Open matthewmueller opened 6 years ago
Okay, so I'm not an expert here but it sounds like I need to add something like this:
/* As a special exception, you may create a larger work that contains
part or all of the Bison parser skeleton and distribute that work
under terms of your choice, so long as that work isn't itself a
parser generator using the skeleton or a modified version thereof
as a parser skeleton. Alternatively, if you modify or redistribute
the parser skeleton itself, you may (at your option) remove this
special exception, which will cause the skeleton and the resulting
Bison output files to be licensed under the GNU General Public
License without this special exception.
This special exception was added by the Free Software Foundation in
version 2.2 of Bison. */
to Joy's runtime and standard library. Anyone know more about this?
Sadly, using the GPL is a certain showstopper for most of my projects. I would invite you to consider a Go-style 2/3-clause BSD license. Or even the simple, friendly MIT license, for widest adoption.
@glycerine what makes it a showstopper? Can you explain what you'd like to do a little better that GPLv3 wouldn't allow?
It's not commercially friendly, and I deploy using static binaries.
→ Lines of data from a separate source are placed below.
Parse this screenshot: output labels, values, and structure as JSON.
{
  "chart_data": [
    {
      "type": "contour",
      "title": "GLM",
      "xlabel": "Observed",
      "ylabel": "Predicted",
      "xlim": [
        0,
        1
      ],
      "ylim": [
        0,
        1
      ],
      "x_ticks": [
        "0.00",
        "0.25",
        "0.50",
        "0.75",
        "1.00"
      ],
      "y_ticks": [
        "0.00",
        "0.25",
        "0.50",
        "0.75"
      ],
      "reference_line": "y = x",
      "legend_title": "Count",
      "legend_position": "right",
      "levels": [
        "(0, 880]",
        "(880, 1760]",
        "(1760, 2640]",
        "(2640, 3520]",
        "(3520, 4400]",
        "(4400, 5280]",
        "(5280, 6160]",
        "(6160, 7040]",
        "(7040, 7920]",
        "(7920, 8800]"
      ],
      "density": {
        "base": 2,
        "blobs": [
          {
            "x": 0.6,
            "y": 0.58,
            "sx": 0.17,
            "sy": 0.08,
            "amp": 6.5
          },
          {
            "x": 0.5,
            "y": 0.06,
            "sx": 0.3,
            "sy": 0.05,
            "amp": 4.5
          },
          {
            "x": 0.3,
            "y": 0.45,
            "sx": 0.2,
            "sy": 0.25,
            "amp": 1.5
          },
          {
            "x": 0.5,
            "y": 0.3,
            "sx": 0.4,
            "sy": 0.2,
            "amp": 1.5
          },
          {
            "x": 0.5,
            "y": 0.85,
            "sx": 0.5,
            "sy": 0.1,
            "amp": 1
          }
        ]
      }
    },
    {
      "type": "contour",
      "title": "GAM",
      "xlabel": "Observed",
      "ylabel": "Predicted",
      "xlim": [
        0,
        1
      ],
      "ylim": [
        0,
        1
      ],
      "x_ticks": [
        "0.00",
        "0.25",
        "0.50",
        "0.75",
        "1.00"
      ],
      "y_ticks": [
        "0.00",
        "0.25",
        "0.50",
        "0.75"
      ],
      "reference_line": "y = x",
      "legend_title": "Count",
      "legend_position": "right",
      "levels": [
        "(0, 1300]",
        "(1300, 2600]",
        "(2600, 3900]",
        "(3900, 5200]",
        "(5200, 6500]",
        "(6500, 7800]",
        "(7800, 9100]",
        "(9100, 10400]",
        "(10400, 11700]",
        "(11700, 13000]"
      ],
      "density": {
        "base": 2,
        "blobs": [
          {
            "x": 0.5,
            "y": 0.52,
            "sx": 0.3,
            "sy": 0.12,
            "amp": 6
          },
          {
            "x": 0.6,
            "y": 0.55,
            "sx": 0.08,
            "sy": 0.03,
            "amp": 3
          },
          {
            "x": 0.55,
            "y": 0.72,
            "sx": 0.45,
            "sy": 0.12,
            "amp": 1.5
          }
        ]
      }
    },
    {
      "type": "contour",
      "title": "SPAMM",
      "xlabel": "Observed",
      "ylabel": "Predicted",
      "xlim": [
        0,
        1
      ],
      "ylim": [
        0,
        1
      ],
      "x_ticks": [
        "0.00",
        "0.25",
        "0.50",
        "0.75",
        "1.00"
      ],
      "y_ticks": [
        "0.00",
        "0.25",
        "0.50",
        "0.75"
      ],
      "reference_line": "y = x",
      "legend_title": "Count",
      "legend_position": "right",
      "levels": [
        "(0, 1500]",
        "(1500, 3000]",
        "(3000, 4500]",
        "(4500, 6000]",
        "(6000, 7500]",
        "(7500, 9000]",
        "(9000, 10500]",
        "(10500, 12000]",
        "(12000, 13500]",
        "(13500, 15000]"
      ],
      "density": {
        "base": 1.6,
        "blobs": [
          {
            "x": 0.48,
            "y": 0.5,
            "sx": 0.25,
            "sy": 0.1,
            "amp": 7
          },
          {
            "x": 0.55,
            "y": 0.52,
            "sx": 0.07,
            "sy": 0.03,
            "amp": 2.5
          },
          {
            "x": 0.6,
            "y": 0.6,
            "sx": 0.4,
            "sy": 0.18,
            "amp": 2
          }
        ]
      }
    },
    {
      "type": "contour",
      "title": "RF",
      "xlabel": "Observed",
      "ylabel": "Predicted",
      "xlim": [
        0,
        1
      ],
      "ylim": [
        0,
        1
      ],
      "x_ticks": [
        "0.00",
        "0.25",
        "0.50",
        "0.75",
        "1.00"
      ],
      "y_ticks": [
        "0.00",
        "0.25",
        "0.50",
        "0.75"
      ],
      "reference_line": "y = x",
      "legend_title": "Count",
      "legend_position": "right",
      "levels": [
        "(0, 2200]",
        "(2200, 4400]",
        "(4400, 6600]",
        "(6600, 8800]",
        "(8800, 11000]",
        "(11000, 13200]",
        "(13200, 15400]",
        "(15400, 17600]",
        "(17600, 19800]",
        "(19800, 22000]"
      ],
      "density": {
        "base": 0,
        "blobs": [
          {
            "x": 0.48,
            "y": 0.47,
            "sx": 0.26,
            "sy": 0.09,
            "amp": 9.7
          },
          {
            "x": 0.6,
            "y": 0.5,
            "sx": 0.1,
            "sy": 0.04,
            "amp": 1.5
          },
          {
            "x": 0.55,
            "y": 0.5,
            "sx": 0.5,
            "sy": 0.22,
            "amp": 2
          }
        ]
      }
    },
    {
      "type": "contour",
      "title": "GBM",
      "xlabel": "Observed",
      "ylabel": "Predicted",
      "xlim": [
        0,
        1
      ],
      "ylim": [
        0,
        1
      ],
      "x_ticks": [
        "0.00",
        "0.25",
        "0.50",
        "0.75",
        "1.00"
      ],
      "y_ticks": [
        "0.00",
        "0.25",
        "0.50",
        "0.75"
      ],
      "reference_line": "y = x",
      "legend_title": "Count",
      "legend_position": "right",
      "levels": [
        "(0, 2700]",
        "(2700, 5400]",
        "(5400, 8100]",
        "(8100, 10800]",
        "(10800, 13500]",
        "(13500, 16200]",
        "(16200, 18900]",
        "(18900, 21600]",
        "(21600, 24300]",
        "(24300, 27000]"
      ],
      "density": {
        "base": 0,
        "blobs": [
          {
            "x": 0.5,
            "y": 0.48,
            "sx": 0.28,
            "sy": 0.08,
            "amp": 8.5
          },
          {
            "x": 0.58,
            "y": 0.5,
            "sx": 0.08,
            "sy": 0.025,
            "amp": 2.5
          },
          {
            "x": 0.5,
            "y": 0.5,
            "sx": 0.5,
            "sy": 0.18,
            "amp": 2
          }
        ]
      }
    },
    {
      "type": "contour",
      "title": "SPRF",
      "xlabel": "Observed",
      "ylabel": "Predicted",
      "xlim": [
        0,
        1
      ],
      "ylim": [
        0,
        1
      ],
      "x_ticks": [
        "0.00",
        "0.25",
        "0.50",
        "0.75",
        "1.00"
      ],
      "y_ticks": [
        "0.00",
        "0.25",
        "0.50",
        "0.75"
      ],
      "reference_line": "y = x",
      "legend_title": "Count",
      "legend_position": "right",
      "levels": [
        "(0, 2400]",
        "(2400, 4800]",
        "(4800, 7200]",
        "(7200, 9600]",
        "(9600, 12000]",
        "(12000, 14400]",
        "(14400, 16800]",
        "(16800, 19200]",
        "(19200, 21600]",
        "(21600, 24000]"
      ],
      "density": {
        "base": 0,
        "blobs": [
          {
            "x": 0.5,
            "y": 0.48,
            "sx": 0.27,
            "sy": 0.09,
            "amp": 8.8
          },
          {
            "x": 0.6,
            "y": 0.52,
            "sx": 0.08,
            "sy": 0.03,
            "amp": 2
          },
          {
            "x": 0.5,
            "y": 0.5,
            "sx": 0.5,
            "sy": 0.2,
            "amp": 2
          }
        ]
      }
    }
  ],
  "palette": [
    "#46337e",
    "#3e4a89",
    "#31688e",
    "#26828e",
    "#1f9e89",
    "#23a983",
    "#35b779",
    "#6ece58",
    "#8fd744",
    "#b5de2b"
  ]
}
Got it. Yep – that's by design. This measure is in place to prevent companies from profiting off the hard work of others without giving back. Many other big open source projects also do this (e.g. WordPress & the GCC)
Companies would need to either license Joy or open source their code if they want to build services on top of the Joy compiler itself.
It's important to note that this only applies to building services on top of the compiler itself (e.g. a dynamic CDN). You own the code that you compile with Joy – input and output source code.
This issue was created to handle some edge cases I need to fix to make sure that's always the case.